The Dancer is a biographical drama based on the life of avant garde performer Loie Fuller, who exerted an enormous influence over the development of dance and theatrical lighting. It also pulls in noted ballet performer Isadora Duncan, whose career Fuller helped to launch. Sadly director and co-writer Stéphanie Di Giusto has taken considerable liberties with the facts, resulting in a film that – while dramatically effective in isolation – largely travesties Fuller’s life. It re-arranges and re-works her career to suit a more traditional and commercially-friendly narrative. Most egregiously of all, it takes a relatively famous lesbian and gives her an ether-sniffing aristocrat boyfriend instead.
That it all a tremendous shame, because in almost every other respect The Dancer is a beautiful and impressive piece of filmmaking. It looks outstanding, combining not only effective costumes and production design but also some stunning cinematography by Benoît Debie. Loie Fuller’s iconic dance routines are reproduced very effectively, to the point of seeming near-hypnotic when they fill the screen.
The film’s musical score is pleasingly diverse, combining classical music with contemporary artists including Nick Cave and the Bad Seeds. It operates as a sort of collage, and while the style and melody change dramatically from scene to scene it always feels well suited to the action and transitions perfectly from one artist to the other.
Musician turned actor Soko is very impressive in the lead role. Her version of Fuller is powerfully driven towards her art, yet remains a brittle woman loaded with self-doubt and deep-seeded fears. There is a lot of complexity going on in the performance, which makes for a tremendously interesting watch. Lily-Rose Depp is sadly much less entrancing as Isadora Duncan, playing the role quite superficially. She is not helped by a screenplay that portrays Duncan as a fame-hungry and manipulative egotist; one willing to seduce anyone that may help her become famous, and steamrolling anyone that she sees as an obstacle. There is merit in the way in which Duncan and Fuller’s personalities collide – a pure artist having to negotiate with a pure star – however a little more subtlety in Duncan’s character would have enhanced this aspect enormously.

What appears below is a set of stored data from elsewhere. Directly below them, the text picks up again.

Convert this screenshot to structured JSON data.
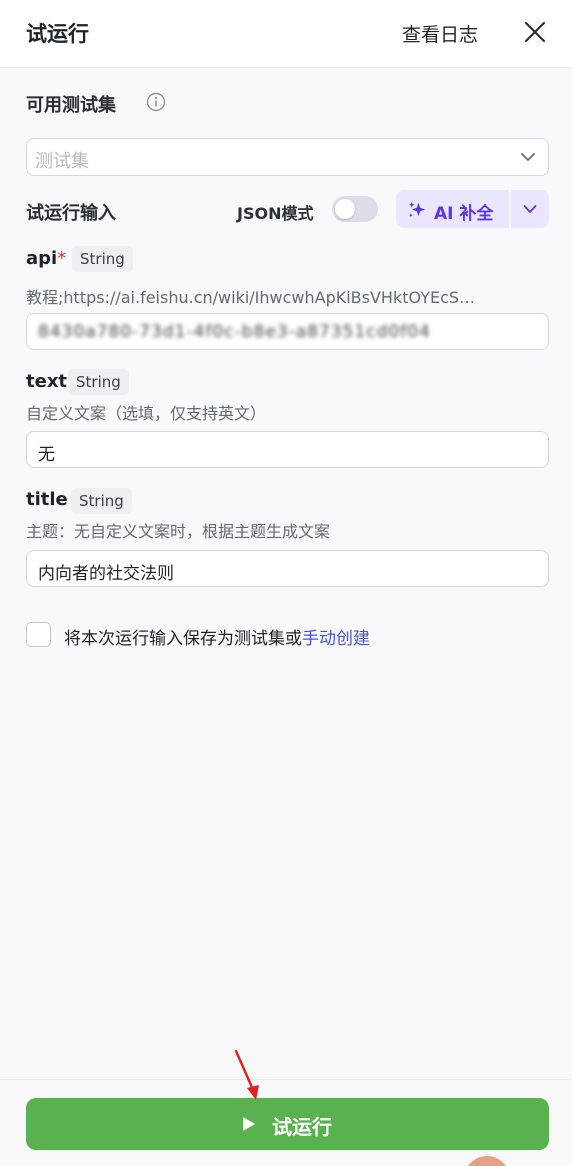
{
  "header": {
    "title": "试运行",
    "log_link": "查看日志"
  },
  "test_set": {
    "label": "可用测试集",
    "placeholder": "测试集"
  },
  "run_input": {
    "label": "试运行输入",
    "json_mode_label": "JSON模式",
    "json_mode_on": false,
    "ai_button_label": "AI 补全"
  },
  "fields": [
    {
      "name": "api",
      "required_mark": "*",
      "type": "String",
      "description": "教程;https://ai.feishu.cn/wiki/IhwcwhApKiBsVHktOYEcS…",
      "value": "8430a780-73d1-4f0c-b8e3-a87351cd0f04"
    },
    {
      "name": "text",
      "type": "String",
      "description": "自定义文案（选填，仅支持英文）",
      "value": "无"
    },
    {
      "name": "title",
      "type": "String",
      "description": "主题：无自定义文案时，根据主题生成文案",
      "value": "内向者的社交法则"
    }
  ],
  "save_option": {
    "text": "将本次运行输入保存为测试集或",
    "link": "手动创建",
    "checked": false
  },
  "run_button": {
    "label": "试运行"
  },
  "colors": {
    "accent_purple": "#5c35e6",
    "run_green": "#5ab14f",
    "link_blue": "#4752d6",
    "required_red": "#e0332e",
    "annotation_arrow": "#e0201c"
  }
}
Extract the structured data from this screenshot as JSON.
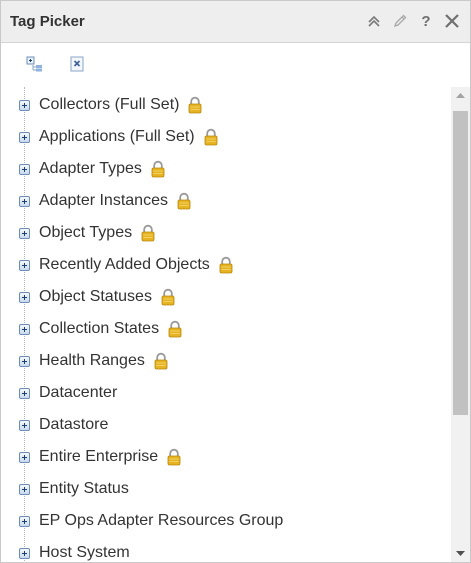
{
  "panel": {
    "title": "Tag Picker",
    "title_buttons": [
      {
        "name": "collapse-icon",
        "glyph": "»"
      },
      {
        "name": "edit-icon",
        "glyph": "pencil"
      },
      {
        "name": "help-icon",
        "glyph": "?"
      },
      {
        "name": "close-icon",
        "glyph": "×"
      }
    ]
  },
  "toolbar": {
    "buttons": [
      {
        "name": "expand-all-icon"
      },
      {
        "name": "deselect-all-icon"
      }
    ]
  },
  "tree": {
    "items": [
      {
        "label": "Collectors (Full Set)",
        "locked": true
      },
      {
        "label": "Applications (Full Set)",
        "locked": true
      },
      {
        "label": "Adapter Types",
        "locked": true
      },
      {
        "label": "Adapter Instances",
        "locked": true
      },
      {
        "label": "Object Types",
        "locked": true
      },
      {
        "label": "Recently Added Objects",
        "locked": true
      },
      {
        "label": "Object Statuses",
        "locked": true
      },
      {
        "label": "Collection States",
        "locked": true
      },
      {
        "label": "Health Ranges",
        "locked": true
      },
      {
        "label": "Datacenter",
        "locked": false
      },
      {
        "label": "Datastore",
        "locked": false
      },
      {
        "label": "Entire Enterprise",
        "locked": true
      },
      {
        "label": "Entity Status",
        "locked": false
      },
      {
        "label": "EP Ops Adapter Resources Group",
        "locked": false
      },
      {
        "label": "Host System",
        "locked": false
      }
    ]
  },
  "colors": {
    "titlebar_bg": "#eeeeee",
    "lock_gold": "#e6b422",
    "expander_border": "#6d8db8",
    "scroll_thumb": "#c1c1c1"
  }
}
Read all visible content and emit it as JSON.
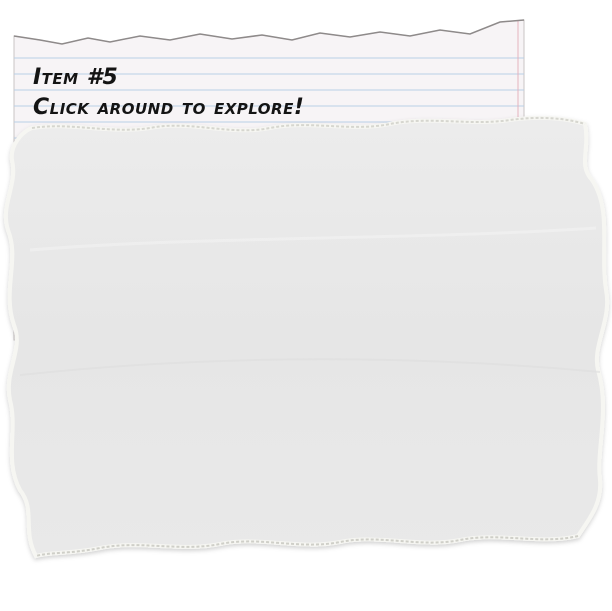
{
  "note": {
    "title": "Item #5",
    "hint": "Click around to explore!"
  },
  "colors": {
    "notebook_paper": "#f7f4f6",
    "rule_lines": "#b9cfe6",
    "margin_line": "#e5b3bf",
    "torn_paper": "#e9e9e9",
    "torn_edge": "#f6f6f2",
    "ink": "#141414"
  },
  "icons": {
    "notebook": "lined-notebook-paper",
    "scrap": "torn-paper-scrap"
  }
}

Mélanie Thierry is the film’s other great standout as Gabrielle Bloch, a Folies Bergere stage manager that assists her in developing her act in Paris. She is a picture of disappointment and weary patience: with Fuller’s own manic episodes, with Duncan’s prima donna manipulations, with the constant arguments over budgets, workplace safety and promotion. Thierry’s is a very subtle, underplayed performance, but is arguably the most impressive in the whole film. There is also an immediate close relationship between Gabrielle and Fuller. By the end of the film it feels positively romantic, and yet even at the end Di Giusto refuses to directly reference Fuller’s sexuality. It is a deep shame.

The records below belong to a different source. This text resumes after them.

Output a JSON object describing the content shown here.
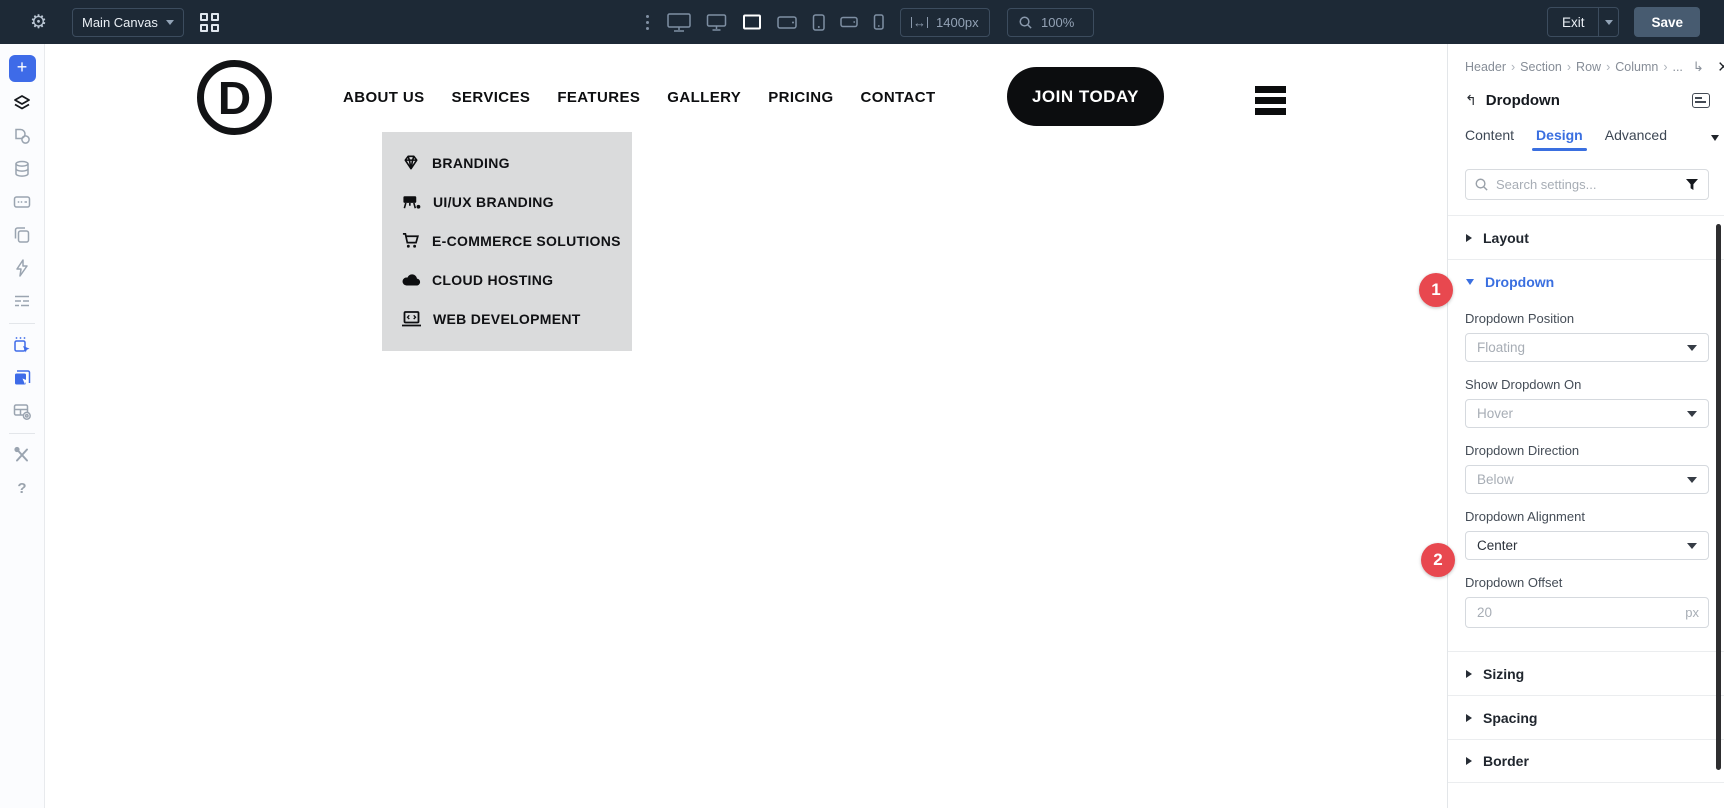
{
  "toolbar": {
    "canvas_selector": "Main Canvas",
    "width_value": "1400px",
    "zoom_value": "100%",
    "exit_label": "Exit",
    "save_label": "Save",
    "device_icons": [
      "desktop-large-icon",
      "desktop-icon",
      "laptop-icon-active",
      "tablet-landscape-icon",
      "tablet-portrait-icon",
      "phone-landscape-icon",
      "phone-portrait-icon"
    ]
  },
  "sidebar": {
    "icons": [
      "add",
      "layers",
      "design-library",
      "database",
      "form-field",
      "templates",
      "actions",
      "structure",
      "select-mode",
      "multi-select-mode",
      "grid-settings",
      "tools",
      "help"
    ],
    "help_glyph": "?"
  },
  "canvas": {
    "logo_letter": "D",
    "nav_items": [
      "ABOUT US",
      "SERVICES",
      "FEATURES",
      "GALLERY",
      "PRICING",
      "CONTACT"
    ],
    "cta_label": "JOIN TODAY",
    "dropdown_menu": {
      "items": [
        {
          "icon": "gem-icon",
          "label": "BRANDING"
        },
        {
          "icon": "design-icon",
          "label": "UI/UX BRANDING"
        },
        {
          "icon": "cart-icon",
          "label": "E-COMMERCE SOLUTIONS"
        },
        {
          "icon": "cloud-icon",
          "label": "CLOUD HOSTING"
        },
        {
          "icon": "laptop-code-icon",
          "label": "WEB DEVELOPMENT"
        }
      ]
    }
  },
  "panel": {
    "breadcrumb": {
      "items": [
        "Header",
        "Section",
        "Row",
        "Column"
      ],
      "separator": "›",
      "overflow": "...",
      "up_glyph": "↳",
      "close_glyph": "×"
    },
    "back_glyph": "↰",
    "element_title": "Dropdown",
    "tabs": [
      "Content",
      "Design",
      "Advanced"
    ],
    "active_tab": "Design",
    "search_placeholder": "Search settings...",
    "sections": [
      {
        "label": "Layout",
        "state": "collapsed"
      },
      {
        "label": "Dropdown",
        "state": "expanded"
      },
      {
        "label": "Sizing",
        "state": "collapsed"
      },
      {
        "label": "Spacing",
        "state": "collapsed"
      },
      {
        "label": "Border",
        "state": "collapsed"
      }
    ],
    "dropdown_settings": [
      {
        "label": "Dropdown Position",
        "value": "Floating",
        "control": "select",
        "value_state": "placeholder"
      },
      {
        "label": "Show Dropdown On",
        "value": "Hover",
        "control": "select",
        "value_state": "placeholder"
      },
      {
        "label": "Dropdown Direction",
        "value": "Below",
        "control": "select",
        "value_state": "placeholder"
      },
      {
        "label": "Dropdown Alignment",
        "value": "Center",
        "control": "select",
        "value_state": "set"
      },
      {
        "label": "Dropdown Offset",
        "value": "20",
        "suffix": "px",
        "control": "input"
      }
    ]
  },
  "annotations": {
    "badges": [
      "1",
      "2"
    ],
    "color": "#e8484f"
  },
  "colors": {
    "toolbar_bg": "#1d2936",
    "accent_blue": "#3a6fe0",
    "sidebar_accent": "#3e6be8",
    "badge_red": "#e8484f",
    "save_bg": "#475b70",
    "canvas_menu_bg": "#dadbdc",
    "cta_bg": "#0c0d0f"
  }
}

The Dancer will be a frustrating experience for pre-existing fans of Loie Fuller; more so the more they know her life story. If you can separate your knowledge of the real-life woman, however, there is a sumptuous and rich viewing experience to be had. If Di Giusto had simply taken inspiration from Fuller and crafting an entirely original story, I suspect The Dancer would be a very strong film indeed.